Yes, that's right. And it's also more verbose than your original proposal.

You could also write e.g.

case returnResult (p, q, s) of
  (ra, rb, rc) => recursiveCall (p, ra, rb, rc)

as an alternative to let-in-end.

You could make returnResult and recursiveCall curried functions and use uncurry3:

fun curry3 f x y z = f (x, y, z)
fun uncurry3 f (x, y, z) = f x y z

fun returnResult p q s = (p + 1, q + 2, s + 3)
fun recursiveCall p q r s =
  uncurry3 (recursiveCall p) (returnResult p q s)

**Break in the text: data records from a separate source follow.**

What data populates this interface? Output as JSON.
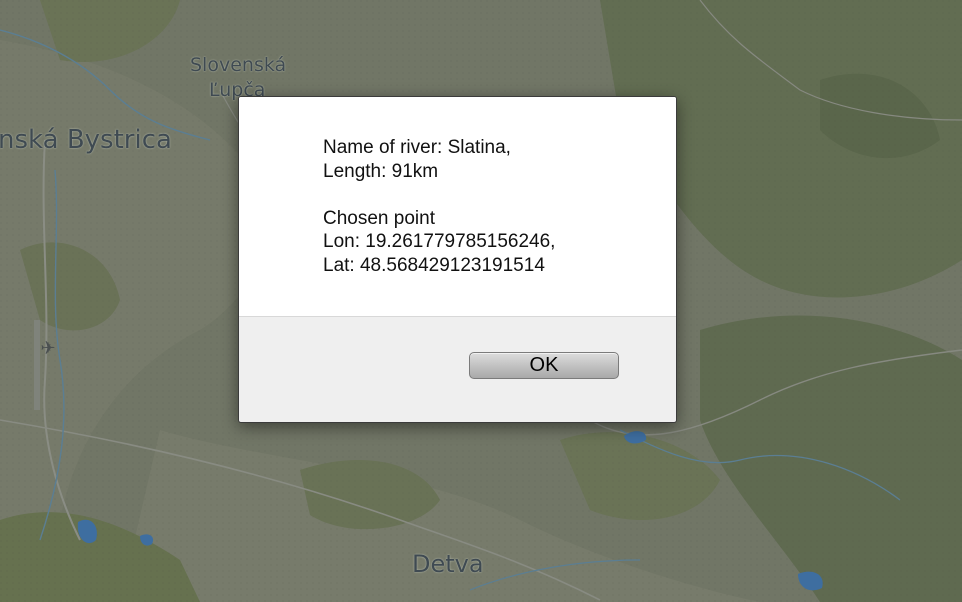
{
  "map": {
    "cities": [
      {
        "name": "nská Bystrica"
      },
      {
        "name": "Slovenská"
      },
      {
        "name": "Ľupča"
      },
      {
        "name": "Detva"
      }
    ],
    "airport_icon": "airplane-icon"
  },
  "dialog": {
    "message": {
      "river_name": "Name of river: Slatina,",
      "river_length": "Length: 91km",
      "point_title": "Chosen point",
      "lon": "Lon: 19.261779785156246,",
      "lat": "Lat: 48.568429123191514"
    },
    "ok_label": "OK"
  },
  "colors": {
    "map_base": "#6f7464",
    "forest": "#5e6c4e",
    "water": "#3e6ea0",
    "dialog_body": "#ffffff",
    "dialog_footer": "#efefef"
  }
}
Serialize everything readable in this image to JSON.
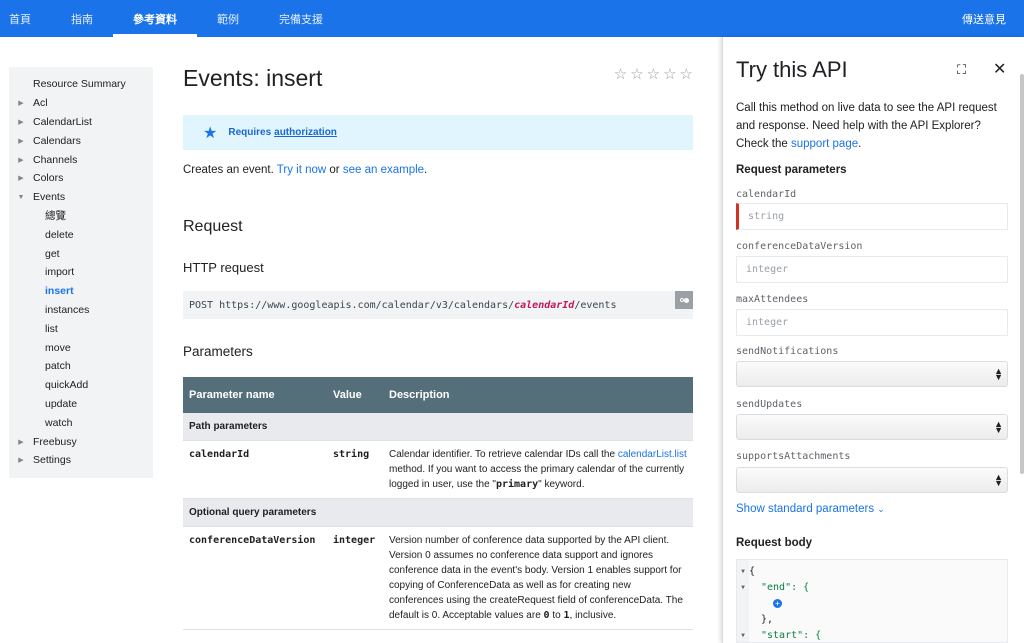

Here, recursiveCall p is partially applied to one of its four arguments, making it a function that accepts three curried arguments. uncurry3 (recursiveCall p) thus becomes a function that accepts a 3-tuple, which is the precise result of returnResult p q s.

This method relies on the order of arguments conveniently fitting together.

But I think this is a symptom of returnResult returning too many things.

Ideally functions return the one thing their name suggests that it computes.

Perhaps some of the computations that returnResult does can be split into multiple functions, or perhaps they're really one thing and should be wrapped in a common data type, or perhaps p, q and s are better passed as implicit arguments of a reader/state monad. I don't have a good example of how the last thing looks in ML at hand, but I also can't say what the situation warrants, since the code is hypothetical.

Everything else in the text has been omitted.